In general, the packing materials for normal phase chromatography and HILIC can be grouped into the following five categories:
(1) Simple, unbonded silica (see e.g., B. A. Olsen, J. Chromatogr. 2001, A 913, 113-122);
(2) Neutral silica-based packings bearing diol groups (H. Tanaka, X. Zhou, and O. Masayoshi, J. Chromatogr. 2003, A 987, 119-125);
(3) Silica-based packings with amide functionality (A. J. Alpert, J. Chromatogr. 1990, 499, 117-196);
(4) Silica-based packings bearing anion-exchange or cation-exchange functionalities (Neue, “HPLC Columns—Theory, Technology, and Practice,” WILEY-VCH, New York, 1997, 217-223); and
(5) Zwitterionic silica-based packings, such as those currently offered by Sequant.
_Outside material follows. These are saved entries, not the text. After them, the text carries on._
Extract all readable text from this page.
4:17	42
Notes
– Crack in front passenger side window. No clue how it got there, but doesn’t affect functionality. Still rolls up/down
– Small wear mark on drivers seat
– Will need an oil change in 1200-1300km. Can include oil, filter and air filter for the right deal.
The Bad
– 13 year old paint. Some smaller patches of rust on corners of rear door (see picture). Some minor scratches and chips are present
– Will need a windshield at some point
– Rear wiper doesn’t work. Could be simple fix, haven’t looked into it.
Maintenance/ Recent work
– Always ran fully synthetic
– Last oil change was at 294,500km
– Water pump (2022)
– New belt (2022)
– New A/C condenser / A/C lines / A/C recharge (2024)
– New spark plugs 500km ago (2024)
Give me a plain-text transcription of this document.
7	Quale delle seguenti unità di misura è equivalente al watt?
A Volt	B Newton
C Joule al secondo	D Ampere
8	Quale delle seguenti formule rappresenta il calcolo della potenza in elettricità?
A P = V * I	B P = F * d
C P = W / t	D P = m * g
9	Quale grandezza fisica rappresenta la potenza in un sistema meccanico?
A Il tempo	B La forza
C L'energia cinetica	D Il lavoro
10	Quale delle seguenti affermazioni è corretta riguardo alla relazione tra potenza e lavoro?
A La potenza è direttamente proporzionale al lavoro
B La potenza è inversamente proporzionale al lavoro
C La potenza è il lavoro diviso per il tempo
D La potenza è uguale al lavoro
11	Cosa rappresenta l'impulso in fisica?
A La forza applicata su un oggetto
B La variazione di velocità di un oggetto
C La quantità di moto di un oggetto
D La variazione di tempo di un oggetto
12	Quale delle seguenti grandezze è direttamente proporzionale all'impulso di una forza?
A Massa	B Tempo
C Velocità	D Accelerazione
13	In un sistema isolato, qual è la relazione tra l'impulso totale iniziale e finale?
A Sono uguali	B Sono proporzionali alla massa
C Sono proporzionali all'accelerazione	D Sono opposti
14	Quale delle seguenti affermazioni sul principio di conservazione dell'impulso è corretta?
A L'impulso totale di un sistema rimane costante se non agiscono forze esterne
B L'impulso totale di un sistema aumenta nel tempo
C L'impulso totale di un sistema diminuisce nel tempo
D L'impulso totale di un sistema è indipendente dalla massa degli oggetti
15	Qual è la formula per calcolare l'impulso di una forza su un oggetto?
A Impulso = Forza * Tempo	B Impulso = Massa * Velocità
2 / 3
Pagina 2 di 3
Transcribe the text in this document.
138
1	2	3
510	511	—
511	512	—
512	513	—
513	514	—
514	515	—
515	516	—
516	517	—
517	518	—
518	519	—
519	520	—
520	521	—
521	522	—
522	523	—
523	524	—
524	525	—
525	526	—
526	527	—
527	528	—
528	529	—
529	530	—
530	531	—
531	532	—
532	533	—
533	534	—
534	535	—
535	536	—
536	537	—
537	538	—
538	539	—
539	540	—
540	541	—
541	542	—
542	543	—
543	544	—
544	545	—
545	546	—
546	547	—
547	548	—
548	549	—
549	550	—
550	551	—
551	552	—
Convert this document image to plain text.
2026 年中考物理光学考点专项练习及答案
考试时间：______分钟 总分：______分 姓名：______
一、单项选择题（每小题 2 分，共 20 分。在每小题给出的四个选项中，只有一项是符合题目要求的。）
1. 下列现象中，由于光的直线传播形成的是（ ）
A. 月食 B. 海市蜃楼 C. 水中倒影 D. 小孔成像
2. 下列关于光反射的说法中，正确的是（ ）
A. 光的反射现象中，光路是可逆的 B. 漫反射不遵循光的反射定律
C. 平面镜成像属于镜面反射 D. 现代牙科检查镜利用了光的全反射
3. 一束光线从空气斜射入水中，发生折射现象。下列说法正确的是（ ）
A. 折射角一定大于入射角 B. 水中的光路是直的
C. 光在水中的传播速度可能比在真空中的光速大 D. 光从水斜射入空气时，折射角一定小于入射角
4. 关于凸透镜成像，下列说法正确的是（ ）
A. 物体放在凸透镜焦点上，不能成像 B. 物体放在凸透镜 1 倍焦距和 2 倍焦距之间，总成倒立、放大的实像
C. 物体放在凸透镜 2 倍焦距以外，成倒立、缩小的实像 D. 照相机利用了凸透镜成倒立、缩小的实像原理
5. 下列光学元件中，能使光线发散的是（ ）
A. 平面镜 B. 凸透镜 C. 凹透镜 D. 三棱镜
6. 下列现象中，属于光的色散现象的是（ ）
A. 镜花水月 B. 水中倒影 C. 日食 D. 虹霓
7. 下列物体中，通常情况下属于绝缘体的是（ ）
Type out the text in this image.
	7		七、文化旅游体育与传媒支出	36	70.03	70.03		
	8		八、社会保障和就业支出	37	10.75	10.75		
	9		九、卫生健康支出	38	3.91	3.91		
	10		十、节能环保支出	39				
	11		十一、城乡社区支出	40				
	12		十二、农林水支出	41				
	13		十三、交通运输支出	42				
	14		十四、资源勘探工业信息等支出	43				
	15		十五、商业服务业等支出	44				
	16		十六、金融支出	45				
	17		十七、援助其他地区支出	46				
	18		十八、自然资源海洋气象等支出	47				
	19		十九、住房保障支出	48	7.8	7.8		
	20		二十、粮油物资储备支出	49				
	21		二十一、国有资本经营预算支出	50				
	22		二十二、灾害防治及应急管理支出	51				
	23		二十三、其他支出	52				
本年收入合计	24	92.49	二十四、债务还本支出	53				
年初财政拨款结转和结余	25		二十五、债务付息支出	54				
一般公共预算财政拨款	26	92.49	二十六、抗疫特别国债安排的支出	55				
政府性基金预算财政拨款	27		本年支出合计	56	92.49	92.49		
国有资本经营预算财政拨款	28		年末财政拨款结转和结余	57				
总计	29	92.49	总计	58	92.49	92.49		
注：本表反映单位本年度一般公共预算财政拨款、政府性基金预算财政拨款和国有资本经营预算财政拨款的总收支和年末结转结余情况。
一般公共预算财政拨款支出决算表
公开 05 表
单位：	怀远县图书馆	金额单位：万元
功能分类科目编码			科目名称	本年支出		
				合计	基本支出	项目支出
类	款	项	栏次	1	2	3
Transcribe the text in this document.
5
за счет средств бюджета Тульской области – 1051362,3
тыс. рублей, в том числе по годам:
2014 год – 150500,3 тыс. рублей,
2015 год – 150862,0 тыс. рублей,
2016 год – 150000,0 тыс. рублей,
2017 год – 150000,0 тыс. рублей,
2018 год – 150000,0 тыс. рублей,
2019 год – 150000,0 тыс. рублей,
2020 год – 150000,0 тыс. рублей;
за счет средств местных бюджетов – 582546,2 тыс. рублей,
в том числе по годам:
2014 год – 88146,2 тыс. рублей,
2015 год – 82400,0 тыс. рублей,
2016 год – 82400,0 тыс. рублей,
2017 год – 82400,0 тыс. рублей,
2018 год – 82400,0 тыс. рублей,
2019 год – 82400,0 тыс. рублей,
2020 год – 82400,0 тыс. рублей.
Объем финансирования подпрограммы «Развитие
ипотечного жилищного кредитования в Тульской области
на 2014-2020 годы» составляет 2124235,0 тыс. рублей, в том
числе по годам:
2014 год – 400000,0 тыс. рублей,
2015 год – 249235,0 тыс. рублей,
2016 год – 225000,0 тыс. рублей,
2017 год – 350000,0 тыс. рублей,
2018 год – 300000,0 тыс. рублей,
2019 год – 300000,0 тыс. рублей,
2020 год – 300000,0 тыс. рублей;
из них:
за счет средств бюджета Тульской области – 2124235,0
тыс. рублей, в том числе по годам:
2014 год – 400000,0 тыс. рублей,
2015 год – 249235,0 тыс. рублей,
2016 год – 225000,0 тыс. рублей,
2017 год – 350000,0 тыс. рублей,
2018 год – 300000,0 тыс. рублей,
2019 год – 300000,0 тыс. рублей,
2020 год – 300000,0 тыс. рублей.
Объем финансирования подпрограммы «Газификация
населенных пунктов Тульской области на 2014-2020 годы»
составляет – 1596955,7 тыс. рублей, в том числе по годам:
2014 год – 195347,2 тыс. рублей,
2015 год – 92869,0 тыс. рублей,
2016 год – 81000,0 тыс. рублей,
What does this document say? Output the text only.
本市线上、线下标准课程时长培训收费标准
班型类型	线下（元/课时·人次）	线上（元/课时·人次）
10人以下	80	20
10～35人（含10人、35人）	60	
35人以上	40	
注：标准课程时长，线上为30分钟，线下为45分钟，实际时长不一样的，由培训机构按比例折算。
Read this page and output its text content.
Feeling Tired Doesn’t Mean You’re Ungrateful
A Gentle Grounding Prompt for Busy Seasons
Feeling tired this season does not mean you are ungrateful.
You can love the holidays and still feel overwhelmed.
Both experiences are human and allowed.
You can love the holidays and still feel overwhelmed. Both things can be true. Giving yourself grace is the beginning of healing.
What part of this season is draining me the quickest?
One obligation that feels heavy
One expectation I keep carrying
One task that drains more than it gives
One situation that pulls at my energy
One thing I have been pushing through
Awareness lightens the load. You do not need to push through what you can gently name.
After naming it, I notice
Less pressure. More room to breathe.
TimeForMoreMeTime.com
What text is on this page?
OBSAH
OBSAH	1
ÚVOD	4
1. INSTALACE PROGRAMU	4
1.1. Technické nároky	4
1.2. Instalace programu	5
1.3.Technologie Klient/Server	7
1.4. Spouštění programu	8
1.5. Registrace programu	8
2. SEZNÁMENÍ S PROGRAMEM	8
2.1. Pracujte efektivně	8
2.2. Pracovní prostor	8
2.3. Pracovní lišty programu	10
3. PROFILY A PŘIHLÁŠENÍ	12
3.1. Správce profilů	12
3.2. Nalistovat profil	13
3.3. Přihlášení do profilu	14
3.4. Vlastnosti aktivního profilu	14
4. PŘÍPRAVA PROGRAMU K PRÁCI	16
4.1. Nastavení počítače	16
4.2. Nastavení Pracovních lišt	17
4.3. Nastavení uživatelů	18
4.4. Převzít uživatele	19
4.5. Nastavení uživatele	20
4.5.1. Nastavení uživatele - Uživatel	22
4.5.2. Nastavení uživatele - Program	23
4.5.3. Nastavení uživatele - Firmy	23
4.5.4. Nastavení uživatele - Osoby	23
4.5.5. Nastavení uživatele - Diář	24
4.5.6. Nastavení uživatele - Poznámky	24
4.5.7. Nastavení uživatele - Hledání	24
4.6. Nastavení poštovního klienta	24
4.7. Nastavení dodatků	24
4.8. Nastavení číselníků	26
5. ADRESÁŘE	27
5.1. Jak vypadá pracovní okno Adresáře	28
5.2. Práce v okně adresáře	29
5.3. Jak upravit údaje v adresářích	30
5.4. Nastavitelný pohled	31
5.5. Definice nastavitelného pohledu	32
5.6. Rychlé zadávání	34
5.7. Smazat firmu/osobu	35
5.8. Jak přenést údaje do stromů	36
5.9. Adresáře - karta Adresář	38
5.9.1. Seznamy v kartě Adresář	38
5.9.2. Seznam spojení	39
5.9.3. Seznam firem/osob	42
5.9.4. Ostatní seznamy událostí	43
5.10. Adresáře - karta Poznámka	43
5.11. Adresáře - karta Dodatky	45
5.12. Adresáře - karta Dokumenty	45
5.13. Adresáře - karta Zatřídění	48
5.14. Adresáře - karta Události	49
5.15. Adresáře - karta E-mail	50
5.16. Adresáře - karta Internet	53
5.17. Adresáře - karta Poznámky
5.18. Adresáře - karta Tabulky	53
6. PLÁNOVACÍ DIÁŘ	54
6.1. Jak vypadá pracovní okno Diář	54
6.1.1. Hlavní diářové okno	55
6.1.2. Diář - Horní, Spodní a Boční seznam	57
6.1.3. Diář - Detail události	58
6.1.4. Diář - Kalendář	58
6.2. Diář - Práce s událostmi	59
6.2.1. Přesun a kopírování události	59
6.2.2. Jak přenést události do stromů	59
Unbonded silica was one of the first and most extensively used chromatographic packing material because it was readily available. As discussed above, this material has several drawbacks including poor reproducibility and long equilibration times as well as a limited operating pH range. To overcome these difficulties, silica gels covalently modified with a diol moiety (diol phase) were developed. In these diol phases, silanol groups are functionalized with hydroxyalkyl groups. The resulting stationary phases offer improved reproducibility, shorter equilibration times and a wider operating pH range. In addition, diol-phases are often characterized by reduced secondary interaction compared to its ionizable counterparts.
However, these and other conventional HILIC materials have inadequate hydrophobicity, making them unsuitable for separating molecules under RP conditions. Therefore, it is highly desirable to develop stationary phases that combine both HILIC and RP characteristics. The present invention addresses these and other needs.